I thought I understood him, but I hoped I was wrong. “Why would it look bad?”

His head fell back against the couch. He spoke to the ceiling. “Because he's a faggot.”

I wanted to leap for the light switch, like you do at the end of a scary movie. But the power was out. “What the hell,” I mumbled. It was awful, the way everything ached behind my eyes.

“Don't be naïve, Rebecca.”

“I just don't think you should call me that.”

Charlie blinked.

“I mean, call
him
that. Or call anybody that!”

Charlie shrugged. “It's just a word.”

“To you.” I stood up. The room tilted like a carnival ride. I was so much drunker than I wanted to be. “He yells at Tess and Liane just as much.”

“Because they're not such great actors.”

“And you are?”

“I'm as good as you.” He sucked in so much air, I waited for his next line. “Maybe better.” Charlie sat with his arms crossed, legs splayed: untouchable as always.

“You actually think”—I was crying, unfortunately—“that Mr. McFadden criticizes you because he's
attracted
to you?”

Charlie shrugged. “Some people are, you know.”

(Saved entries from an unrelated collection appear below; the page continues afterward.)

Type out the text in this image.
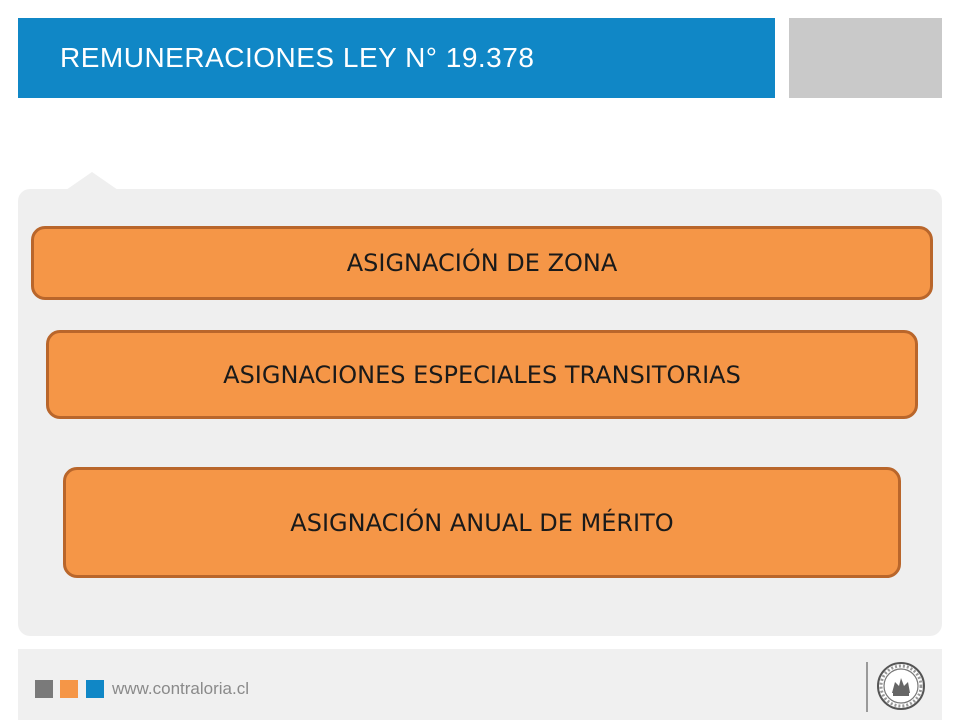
REMUNERACIONES LEY N° 19.378
ASIGNACIÓN DE ZONA
ASIGNACIONES ESPECIALES TRANSITORIAS
ASIGNACIÓN ANUAL DE MÉRITO
www.contraloria.cl
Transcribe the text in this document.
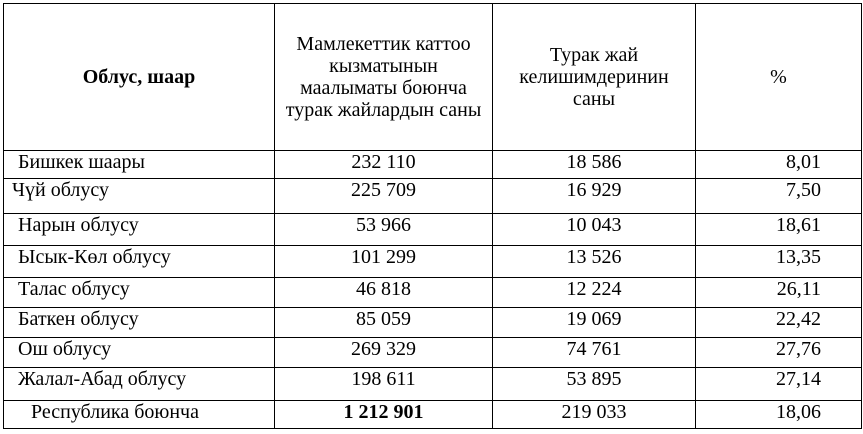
Облус, шаар	Мамлекеттик каттоо кызматынын маалыматы боюнча турак жайлардын саны	Турак жай келишимдеринин саны	%

Бишкек шаары	232 110	18 586	8,01
Чүй облусу	225 709	16 929	7,50
Нарын облусу	53 966	10 043	18,61
Ысык-Көл облусу	101 299	13 526	13,35
Талас облусу	46 818	12 224	26,11
Баткен облусу	85 059	19 069	22,42
Ош облусу	269 329	74 761	27,76
Жалал-Абад облусу	198 611	53 895	27,14
Республика боюнча	1 212 901	219 033	18,06
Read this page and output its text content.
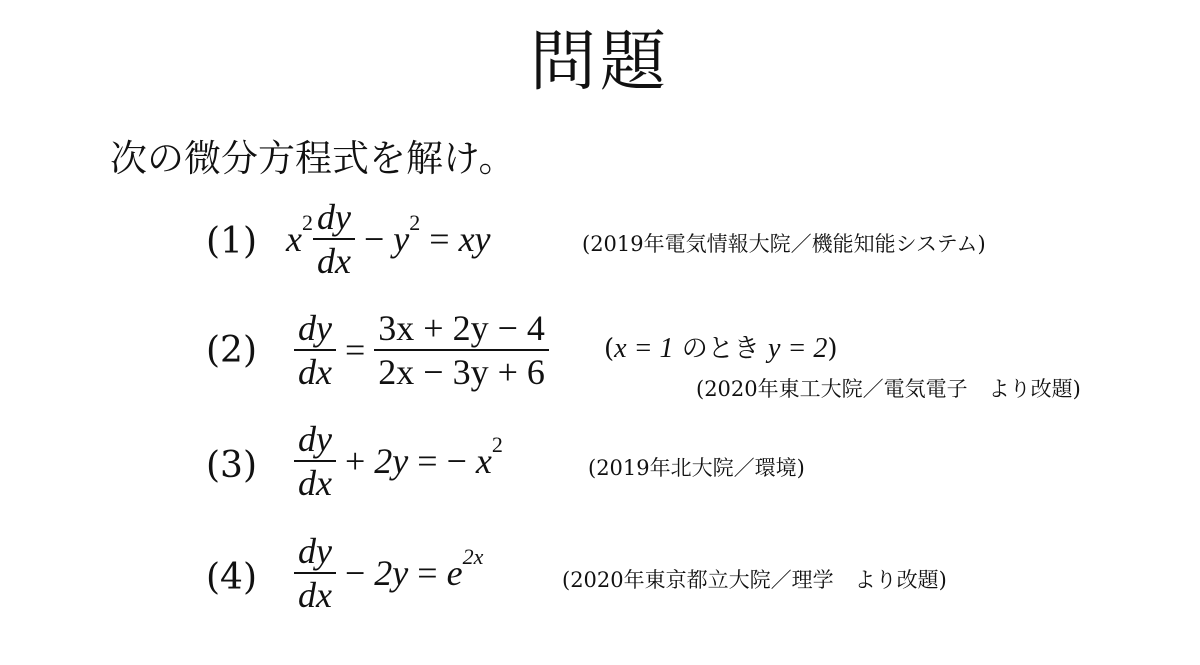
問題
次の微分方程式を解け。
(1) x $2 \frac{dy}{dx} - y$ 2 = xy	(2019年電気情報大院／機能知能システム)
$(2) \frac{dy}{dx} = \frac{3x + 2y - 4}{2x - 3y + 6} (x = 1$ のとき y = 2)
(2020年東工大院／電気電子　より改題)
$(3) \frac{dy}{dx} + 2y$ = − x 2
(2019年北大院／環境)
$(4) \frac{dy}{dx} - 2y = e$ 2x
(2020年東京都立大院／理学　より改題)
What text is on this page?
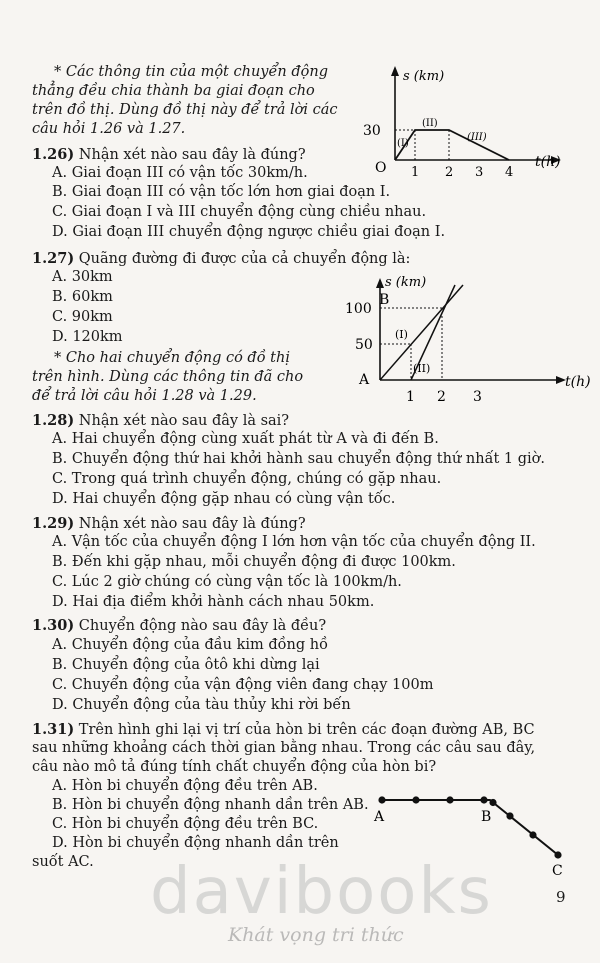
* Các thông tin của một chuyển động
thẳng đều chia thành ba giai đoạn cho
trên đồ thị. Dùng đồ thị này để trả lời các
câu hỏi 1.26 và 1.27.
s (km)
t(h)
O
30
1 2 3 4
(I)
(II)
(III)
1.26) Nhận xét nào sau đây là đúng?
A. Giai đoạn III có vận tốc 30km/h.
B. Giai đoạn III có vận tốc lớn hơn giai đoạn I.
C. Giai đoạn I và III chuyển động cùng chiều nhau.
D. Giai đoạn III chuyển động ngược chiều giai đoạn I.
1.27) Quãng đường đi được của cả chuyển động là:
A. 30km
B. 60km
C. 90km
D. 120km
* Cho hai chuyển động có đồ thị
trên hình. Dùng các thông tin đã cho
để trả lời câu hỏi 1.28 và 1.29.
s (km)
t(h)
A
B
100
50
1 2 3
(I)
(II)
1.28) Nhận xét nào sau đây là sai?
A. Hai chuyển động cùng xuất phát từ A và đi đến B.
B. Chuyển động thứ hai khởi hành sau chuyển động thứ nhất 1 giờ.
C. Trong quá trình chuyển động, chúng có gặp nhau.
D. Hai chuyển động gặp nhau có cùng vận tốc.
1.29) Nhận xét nào sau đây là đúng?
A. Vận tốc của chuyển động I lớn hơn vận tốc của chuyển động II.
B. Đến khi gặp nhau, mỗi chuyển động đi được 100km.
C. Lúc 2 giờ chúng có cùng vận tốc là 100km/h.
D. Hai địa điểm khởi hành cách nhau 50km.
1.30) Chuyển động nào sau đây là đều?
A. Chuyển động của đầu kim đồng hồ
B. Chuyển động của ôtô khi dừng lại
C. Chuyển động của vận động viên đang chạy 100m
D. Chuyển động của tàu thủy khi rời bến
1.31) Trên hình ghi lại vị trí của hòn bi trên các đoạn đường AB, BC
sau những khoảng cách thời gian bằng nhau. Trong các câu sau đây,
câu nào mô tả đúng tính chất chuyển động của hòn bi?
A. Hòn bi chuyển động đều trên AB.
B. Hòn bi chuyển động nhanh dần trên AB.
C. Hòn bi chuyển động đều trên BC.
D. Hòn bi chuyển động nhanh dần trên
suốt AC.
A	B
C
davibooks
Khát vọng tri thức
9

“Oh my god!” I could hear myself screaming. It sounded somehow louder than all of the lines I had ever screamed onstage. I could feel our argument, hazy from the beginning, morphing into something else: something about sex, something about the fact that Charlie always had to win. He would never forgive me for being the better actor, but I was. Mr. McFadden had told me so.